Les épithètes sont des adjectifs de couleur qui permettent de distinguer les espèces, mais sont chargées de sens: «pins durs à bois lourd pins à feuilles tordues» (v.5), «pins résineux chétifs et des rochers pins du lord» (v.7). Devenues péjoratives, les épithètes sont métaphores des Québécois, soumis, «les raqués de l’histoire » comme le dit Gaston Miron dans son poème «Séquence» (Miron: v.72). À la fin du vers 7 cependant, elles deviennent mélioratives et promettent la douceur et l’avenir «pins aux tendres pores», «Mâts fiers voiles tendues sans remords et sans larmes» (v. 9), «équipages armés» (v. 10). Puis le souffle redescend au vers 11, les épithètes et compléments du nom servant métaphoriquement à décrire la réalité intérieure quotidienne:

pins des calmes armoires et des maisons pauvres
bois de table bois de lit
bois d’avirons de dormants et de poutre (v.11 à 13)

Le mouvement des vers, les trous, les blancs dans le texte sans majuscules ni ponctuation, sans verbes, rappellent le mouvement de la frondaison dans le vent. L’arbre est d’abord immobile, puis son feuillage se balance lorsque le souffle monte et redescend. C’est «la vie tiraillée qui grince dans les girouettes», pour citer encore Miron (v.59).

Le poète retourne donc à la forêt, redonne à l’objet sa forme initiale, tire l’essence de la vie: les cèdres «parfumeurs» (v.17) sont des «coffres de fiançailles» (v.18). Le genévrier «tient le plomb des alphabets» (v.19) périphrase du crayon, l’arbre est à la fois signifié et signifiant.

Le sapin est le dernier conifère nommé.

sapins blancs sapins rouges     concolores et gracieux sapins
grandissimes sapins de Babel     coiffeurs des saisons
pilotis des villes fantasques
locomotives gercées     toit des mines
sapin     bougie des enfances (v.23 à 27)

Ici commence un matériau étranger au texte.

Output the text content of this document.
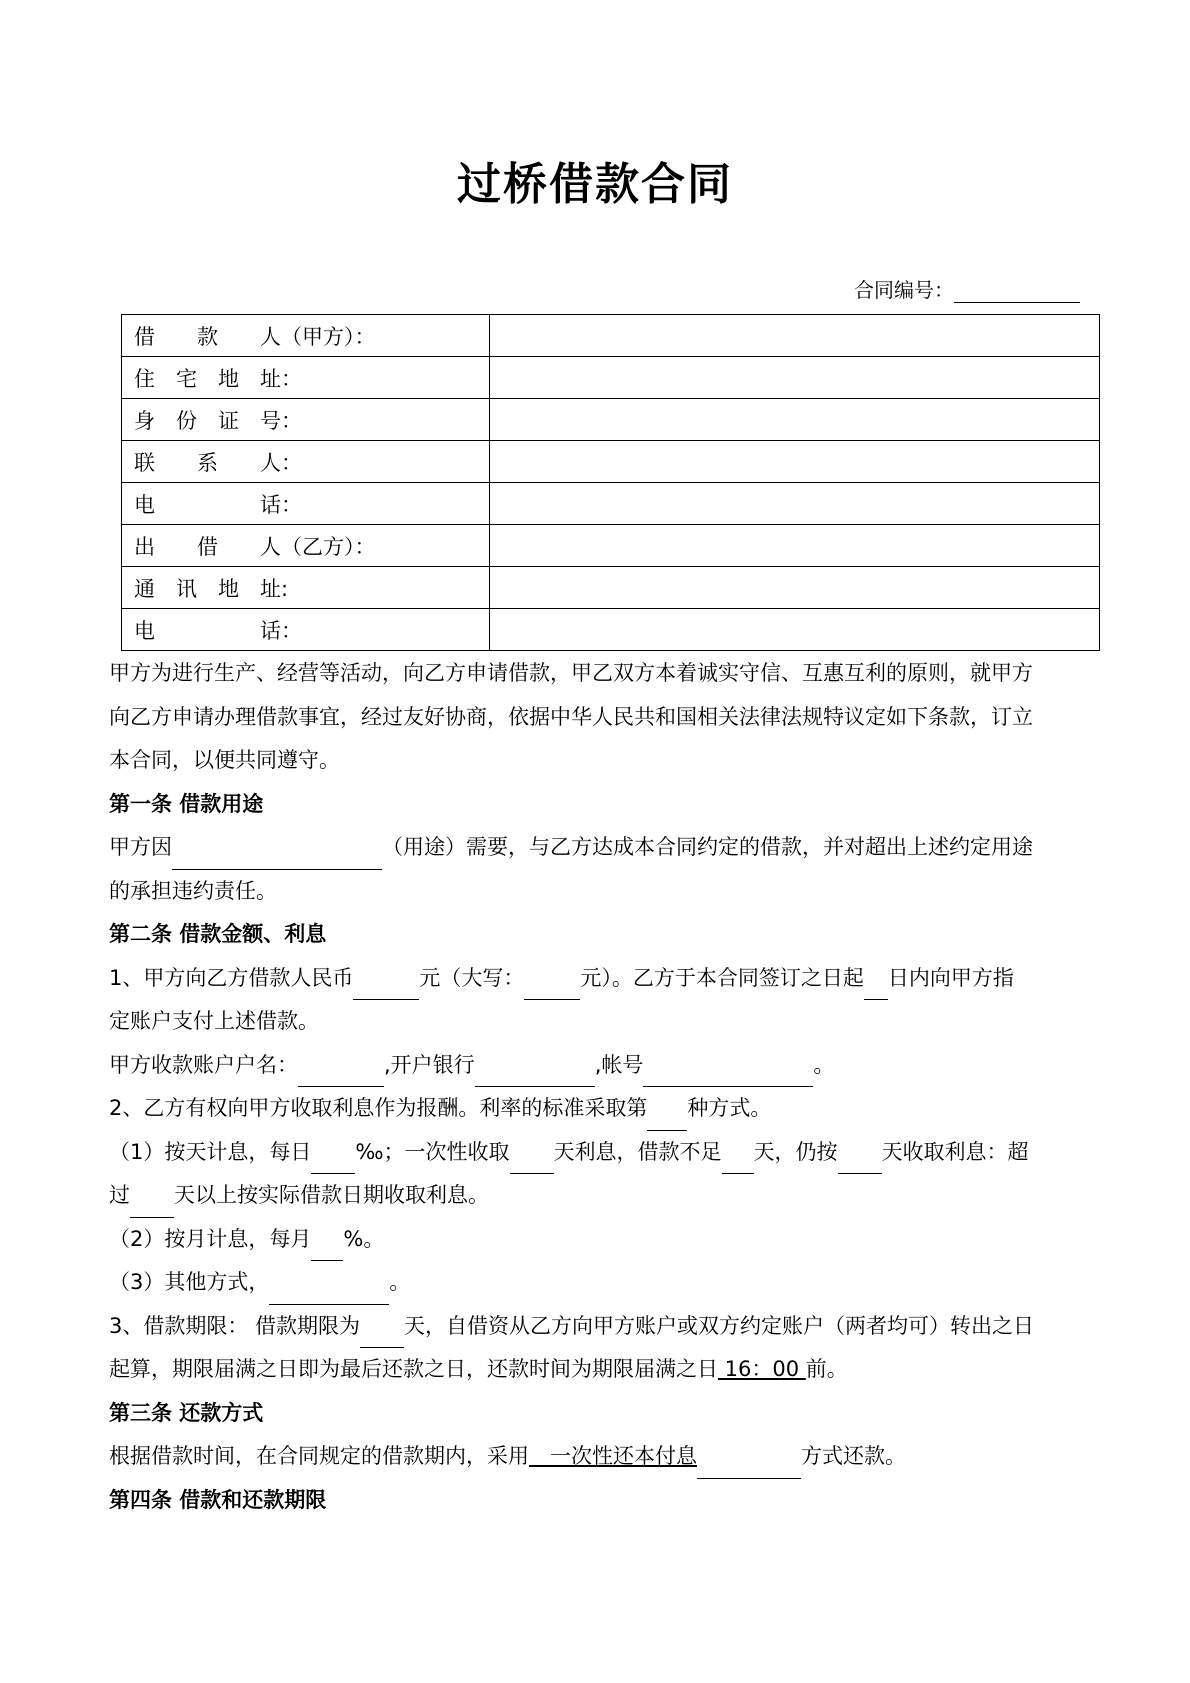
过桥借款合同
合同编号：
借　　款　　人（甲方）：	
住　宅　地　址：	
身　份　证　号：	
联　　系　　人：	
电　　　　　话：	
出　　借　　人（乙方）：	
通　讯　地　址:	
电　　　　　话：	

甲方为进行生产、经营等活动，向乙方申请借款，甲乙双方本着诚实守信、互惠互利的原则，就甲方

向乙方申请办理借款事宜，经过友好协商，依据中华人民共和国相关法律法规特议定如下条款，订立

本合同，以便共同遵守。

第一条 借款用途

甲方因	（用途）需要，与乙方达成本合同约定的借款，并对超出上述约定用途

的承担违约责任。

第二条 借款金额、利息

1、甲方向乙方借款人民币	元（大写：	元）。乙方于本合同签订之日起 日内向甲方指

定账户支付上述借款。

甲方收款账户户名：	,开户银行	,帐号	。

2、乙方有权向甲方收取利息作为报酬。利率的标准采取第 种方式。

（1）按天计息，每日 ‰；一次性收取 天利息，借款不足 天，仍按 天收取利息：超

过 天以上按实际借款日期收取利息。

（2）按月计息，每月 %。

（3）其他方式，	。

3、借款期限： 借款期限为 天，自借资从乙方向甲方账户或双方约定账户（两者均可）转出之日

起算，期限届满之日即为最后还款之日，还款时间为期限届满之日 16：00 前。

第三条 还款方式

根据借款时间，在合同规定的借款期内，采用　一次性还本付息	方式还款。

第四条 借款和还款期限
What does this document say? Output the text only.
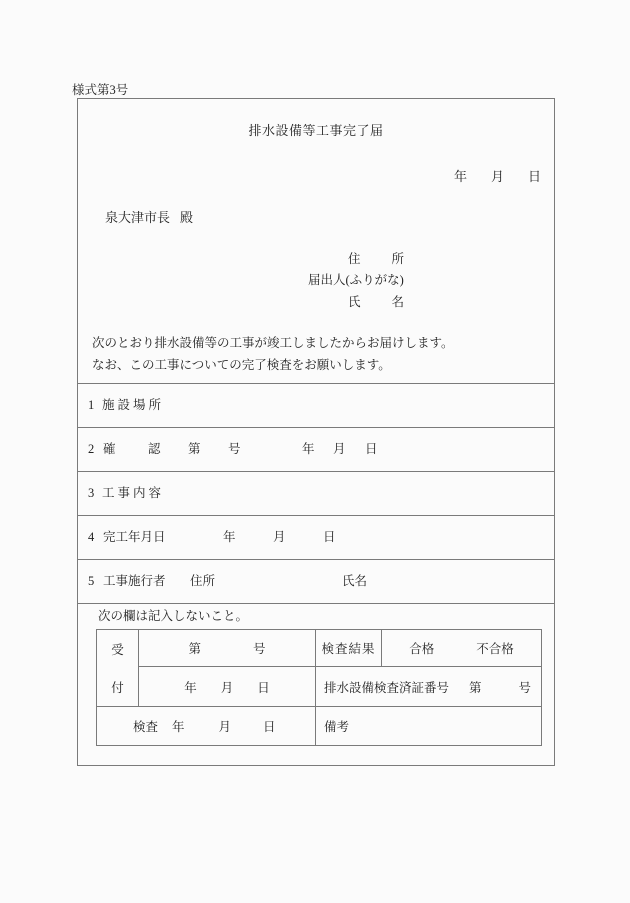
様式第3号
排水設備等工事完了届
年 月 日
泉大津市長 殿
住 所
届出人(ふりがな)
氏 名
次のとおり排水設備等の工事が竣工しましたからお届けします。
なお、この工事についての完了検査をお願いします。
1 施設場所
2 確	認 第 号	年 月 日
3 工事内容
4 完工年月日	年	月	日
5 工事施行者 住所	氏名
次の欄は記入しないこと。
受
付	第 号	検査結果	合格 不合格

	年 月 日	排水設備検査済証番号 第 号	

検査 年 月 日		備考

La forêt est méliorative, mais lorsque l’homme détourne le bois pour son utilité, l’arbre devient péjoratif et désigne le désordre, la mésentente, l’inconstance, le mouvement difficile, l’immobilité, la noirceur. Le poète ramène l’espoir au dernier vers où enfance et lumière sont métaphoriquement liées.

À partir du vers 36, Lapointe délaisse le nord sauvage et plante le bouleau, le merisier, l’acajou, l’aubier, le peuplier, les noyers, le saule, le caryer, les charmes, les aulnes. Sa forêt de mots devient feuillue.

Dans l’ensemble du poème, Lapointe reprend 5 fois le premier vers, un leitmotiv, inspiré par les techniques de composition du jazz américain des années 1950. Il a ouvertement été influencé par le rythme, le souffle libre du jazz.

j’écris arbre
arbre pour le thorax et ses feuilles
arbre pour la fougère d’un soldat mort sa mémoire de calcaire
et l’oiseau qui s’en échappe avec un cri (v.47 et 48)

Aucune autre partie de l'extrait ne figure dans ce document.